Même s’il est difficile d’établir le profil d’un végétarien dans chaque pays en raison d’une faiblesse des effectifs de ce groupe qui reste marginal, le phénomène semble néanmoins attirer davantage les femmes, les jeunes (moins de 35 ans), les populations urbaines ou dotées d’un fort capital culturel (cadres ou très diplômés, selon le pays). Le flexitarisme, plus répandu, touche au-delà des tranches d’âge les plus jeunes. Il semble répondre également à des logiques légèrement différentes, notamment celle de santé et/ou s’inscrivant dans la tendance à « consommer moins mais mieux ».

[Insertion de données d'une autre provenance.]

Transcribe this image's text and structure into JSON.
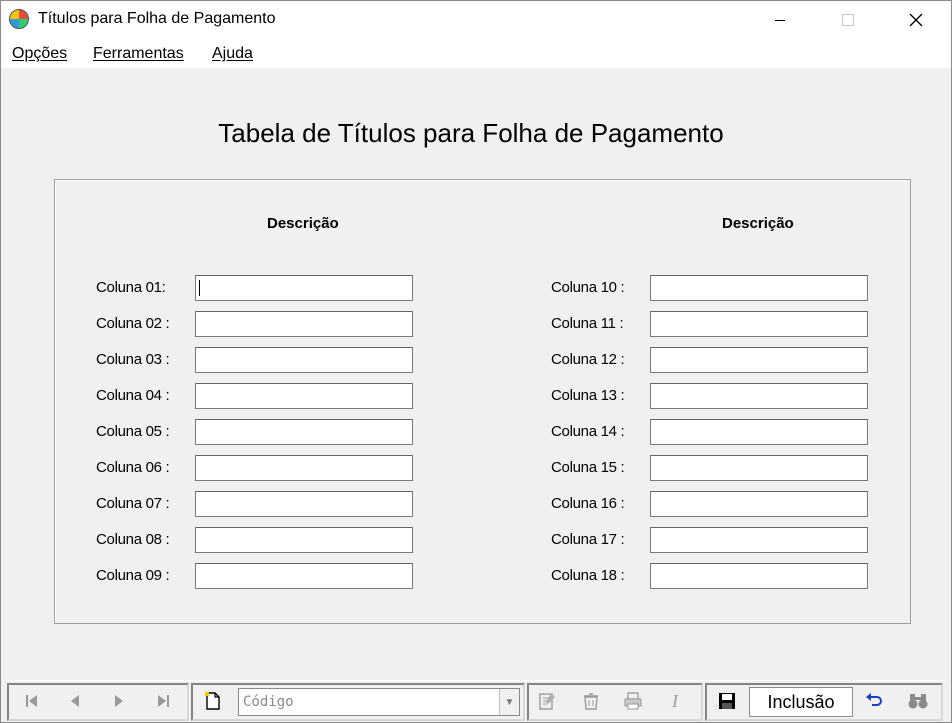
{
  "window": {
    "title": "Títulos para Folha de Pagamento"
  },
  "menu": [
    {
      "label": "Opções"
    },
    {
      "label": "Ferramentas"
    },
    {
      "label": "Ajuda"
    }
  ],
  "form": {
    "title": "Tabela de Títulos para Folha de Pagamento",
    "left_header": "Descrição",
    "right_header": "Descrição",
    "left_rows": [
      {
        "label": "Coluna 01:",
        "value": ""
      },
      {
        "label": "Coluna 02 :",
        "value": ""
      },
      {
        "label": "Coluna 03 :",
        "value": ""
      },
      {
        "label": "Coluna 04 :",
        "value": ""
      },
      {
        "label": "Coluna 05 :",
        "value": ""
      },
      {
        "label": "Coluna 06 :",
        "value": ""
      },
      {
        "label": "Coluna 07 :",
        "value": ""
      },
      {
        "label": "Coluna 08 :",
        "value": ""
      },
      {
        "label": "Coluna 09 :",
        "value": ""
      }
    ],
    "right_rows": [
      {
        "label": "Coluna 10 :",
        "value": ""
      },
      {
        "label": "Coluna 11 :",
        "value": ""
      },
      {
        "label": "Coluna 12 :",
        "value": ""
      },
      {
        "label": "Coluna 13 :",
        "value": ""
      },
      {
        "label": "Coluna 14 :",
        "value": ""
      },
      {
        "label": "Coluna 15 :",
        "value": ""
      },
      {
        "label": "Coluna 16 :",
        "value": ""
      },
      {
        "label": "Coluna 17 :",
        "value": ""
      },
      {
        "label": "Coluna 18 :",
        "value": ""
      }
    ]
  },
  "toolbar": {
    "search_placeholder": "Código",
    "mode": "Inclusão"
  },
  "icons": {
    "first": "first-record-icon",
    "prev": "previous-record-icon",
    "next": "next-record-icon",
    "last": "last-record-icon",
    "new": "new-document-icon",
    "edit": "edit-record-icon",
    "delete": "delete-record-icon",
    "print": "print-icon",
    "italic": "italic-icon",
    "save": "save-icon",
    "undo": "undo-icon",
    "find": "binoculars-icon"
  }
}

A noter également que les motivations économiques à la réduction de la consommation de viande ne sont cependant absentes d’aucun profil auto-déclarant une baisse de consommation de produits carnés. Il importe donc de ne pas occulter ces considérations, même si elles ne sont pas nécessairement centrales et que pour beaucoup, le changement de régime relève davantage d’un choix que d’une contrainte.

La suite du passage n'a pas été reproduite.